Eric Banks • Composer

eric_banks.pngEric Banks earned his BA in Composition (1990) at Yale University, and his Master's and Doctoral degrees in Music Theory and Choral Studies at the University of Washington. In 1997, Banks was awarded a Fulbright Fellowship to study at the Royal Conservatory of Music in Stockholm; there Eric performed with several groups, including the Swedish Radio Choir and the Eric Ericson Chamber Choir. In 1992, while still in graduate school, Banks founded the professional-caliber chamber chorus, The Esoterics.
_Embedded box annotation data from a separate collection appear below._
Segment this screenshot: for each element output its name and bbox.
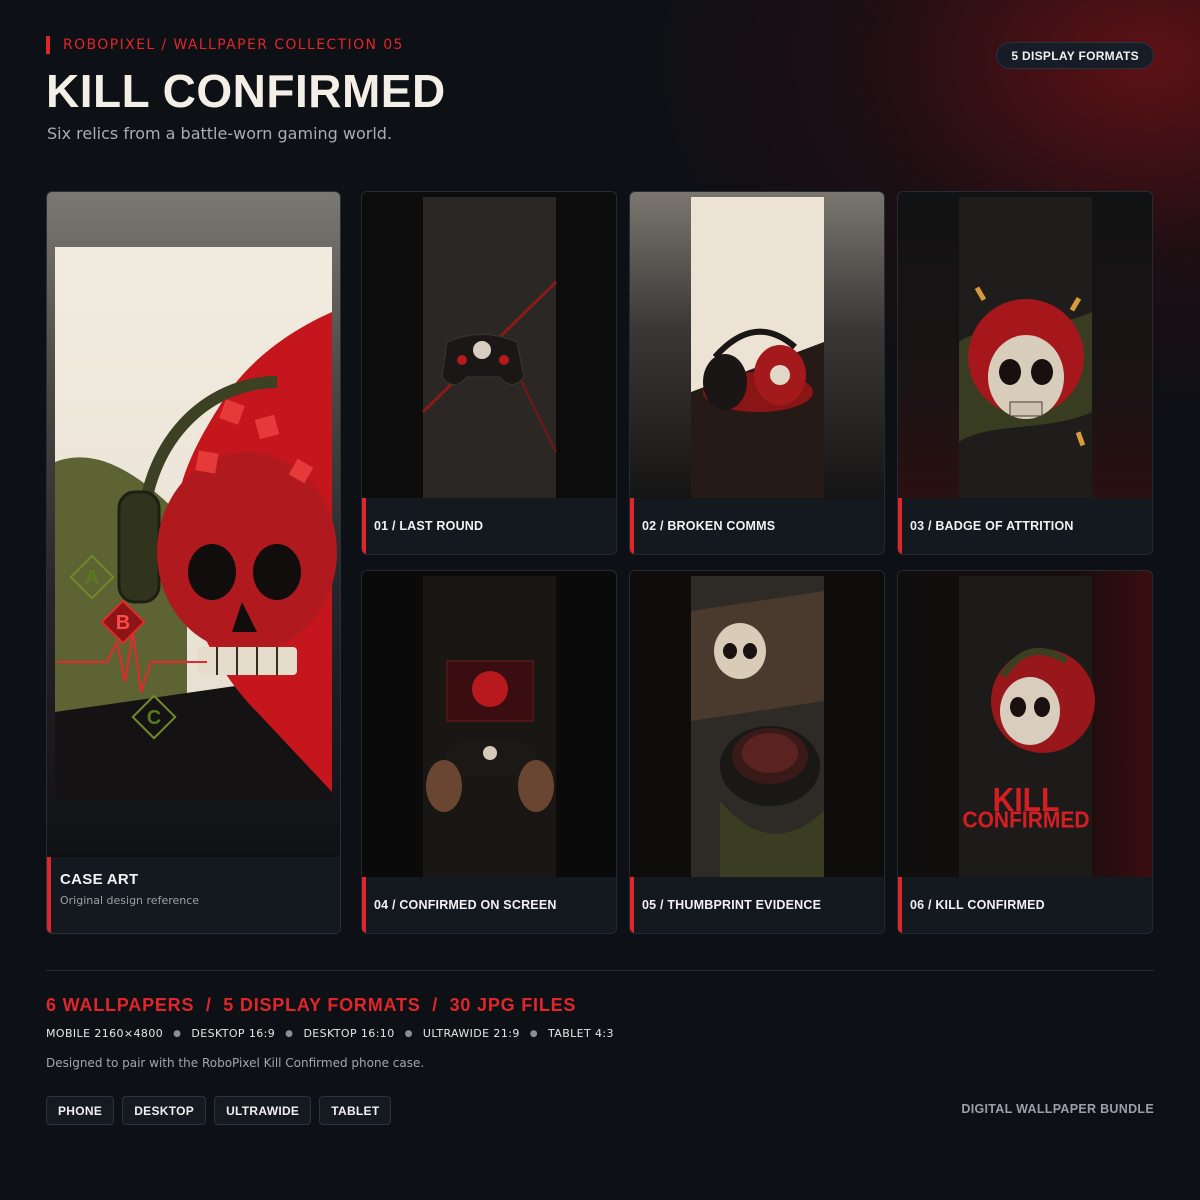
- footer-divider: [46, 970, 1154, 971]
- wallpaper-image-02: [630, 192, 884, 499]
- format-specs: MOBILE 2160×4800 ● DESKTOP 16:9 ● DESKTO…: [46, 1027, 614, 1040]
- wallpaper-card-06[interactable]: KILL CONFIRMED 06 / KILL CONFIRMED: [897, 570, 1153, 934]
- collection-label: ROBOPIXEL / WALLPAPER COLLECTION 05: [63, 37, 404, 53]
- wallpaper-caption-06: 06 / KILL CONFIRMED: [898, 877, 1152, 933]
- spec-mobile: MOBILE 2160×4800: [46, 1027, 164, 1040]
- separator-dot: ●: [285, 1028, 294, 1039]
- spec-tablet: TABLET 4:3: [548, 1027, 614, 1040]
- last-round-illustration: [421, 197, 558, 499]
- accent-bar: [46, 36, 50, 54]
- separator-dot: ●: [173, 1028, 182, 1039]
- page-subtitle: Six relics from a battle-worn gaming wor…: [47, 124, 393, 143]
- wallpaper-caption-02: 02 / BROKEN COMMS: [630, 498, 884, 554]
- case-art-caption: CASE ART Original design reference: [47, 857, 340, 933]
- separator-dot: ●: [529, 1028, 538, 1039]
- page-title: KILL CONFIRMED: [46, 65, 446, 117]
- wallpaper-card-02[interactable]: 02 / BROKEN COMMS: [629, 191, 885, 555]
- case-art-card[interactable]: A B C CASE ART Original design reference: [46, 191, 341, 934]
- wallpaper-image-03: [898, 192, 1152, 499]
- wallpaper-image-05: [630, 571, 884, 878]
- broken-comms-illustration: [691, 197, 824, 499]
- wallpaper-card-04[interactable]: 04 / CONFIRMED ON SCREEN: [361, 570, 617, 934]
- wallpaper-image-06: KILL CONFIRMED: [898, 571, 1152, 878]
- page-header: ROBOPIXEL / WALLPAPER COLLECTION 05 KILL…: [46, 34, 1154, 154]
- chip-desktop[interactable]: DESKTOP: [122, 1096, 207, 1125]
- chip-tablet[interactable]: TABLET: [319, 1096, 392, 1125]
- bundle-stats: 6 WALLPAPERS / 5 DISPLAY FORMATS / 30 JP…: [46, 995, 577, 1015]
- wallpaper-caption-03: 03 / BADGE OF ATTRITION: [898, 498, 1152, 554]
- spec-ultrawide: ULTRAWIDE 21:9: [422, 1027, 520, 1040]
- bundle-label: DIGITAL WALLPAPER BUNDLE: [961, 1102, 1154, 1116]
- glyph-b: B: [116, 612, 130, 634]
- wallpaper-image-01: [362, 192, 616, 499]
- wallpaper-title-03: 03 / BADGE OF ATTRITION: [910, 519, 1074, 533]
- spec-desktop-16-9: DESKTOP 16:9: [191, 1027, 276, 1040]
- kill-confirmed-illustration: KILL CONFIRMED: [959, 576, 1095, 878]
- wallpaper-caption-04: 04 / CONFIRMED ON SCREEN: [362, 877, 616, 933]
- pairing-note: Designed to pair with the RoboPixel Kill…: [46, 1056, 425, 1070]
- glyph-c: C: [147, 707, 161, 729]
- art-text-confirmed: CONFIRMED: [962, 806, 1089, 832]
- wallpaper-card-01[interactable]: 01 / LAST ROUND: [361, 191, 617, 555]
- wallpaper-title-04: 04 / CONFIRMED ON SCREEN: [374, 898, 557, 912]
- separator-dot: ●: [404, 1028, 413, 1039]
- thumbprint-evidence-illustration: [691, 576, 824, 878]
- wallpaper-title-05: 05 / THUMBPRINT EVIDENCE: [642, 898, 822, 912]
- wallpaper-title-06: 06 / KILL CONFIRMED: [910, 898, 1045, 912]
- badge-of-attrition-illustration: [959, 197, 1092, 499]
- glyph-a: A: [85, 567, 99, 589]
- case-art-illustration: A B C: [55, 247, 337, 802]
- spec-desktop-16-10: DESKTOP 16:10: [303, 1027, 395, 1040]
- chip-phone[interactable]: PHONE: [46, 1096, 115, 1125]
- wallpaper-title-02: 02 / BROKEN COMMS: [642, 519, 776, 533]
- chip-ultrawide[interactable]: ULTRAWIDE: [214, 1096, 312, 1125]
- format-count-badge: 5 DISPLAY FORMATS: [996, 42, 1154, 69]
- wallpaper-caption-05: 05 / THUMBPRINT EVIDENCE: [630, 877, 884, 933]
- eyebrow: ROBOPIXEL / WALLPAPER COLLECTION 05: [46, 36, 404, 54]
- case-art-image: A B C: [47, 192, 340, 859]
- confirmed-on-screen-illustration: [423, 576, 556, 878]
- case-art-title: CASE ART: [60, 871, 139, 888]
- wallpaper-title-01: 01 / LAST ROUND: [374, 519, 484, 533]
- case-art-subtitle: Original design reference: [60, 894, 200, 907]
- wallpaper-image-04: [362, 571, 616, 878]
- device-chips: PHONE DESKTOP ULTRAWIDE TABLET: [46, 1096, 392, 1125]
- wallpaper-card-05[interactable]: 05 / THUMBPRINT EVIDENCE: [629, 570, 885, 934]
- wallpaper-caption-01: 01 / LAST ROUND: [362, 498, 616, 554]
- wallpaper-card-03[interactable]: 03 / BADGE OF ATTRITION: [897, 191, 1153, 555]
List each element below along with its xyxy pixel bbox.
Now in its twenty-third season, Seattle's most innovative chorus has drawn local, national, and international praise for performing rarely-heard compositions of contemporary music for unaccompanied voices, for infusing elements of the literary, theatrical, and visual arts into the typical concert experience, and for performing settings of poetry, philosophy, and spiritual writings from around the world. In his music, Eric is drawn to ideas that are more 'esoteric' in origin, and chooses to express and elucidate concepts that have been undiscovered, under-represented, or are not easily decipherable by a wider audience. As a composer, Banks has harnessed his passions for poetry, foreign language, classical civilization, comparative religion, social justice, and the history of science – to create choral works that reach far beyond the scope of the established a cappella canon. In 2010, Eric was granted the prestigious Dale Warland Singers Commission Award from Chorus America and the American Composers Forum to compose a concert-length choral cycle, This delicate universe, for Conspirare in Austin. In 2011, Eric was awarded Conductor of the year from the Washington State chapter of the American Choral Directors Association: for his ground-breaking work with The Esoterics over the last two decades. Eric has been commissioned by the Atlanta Young Singers, the Boston Children’s Chorus , Conspirare and the Seattle Men’s Chorus; his upcoming commissions include works for Cantori New York, Volti, and the Yale Alumni Chorus.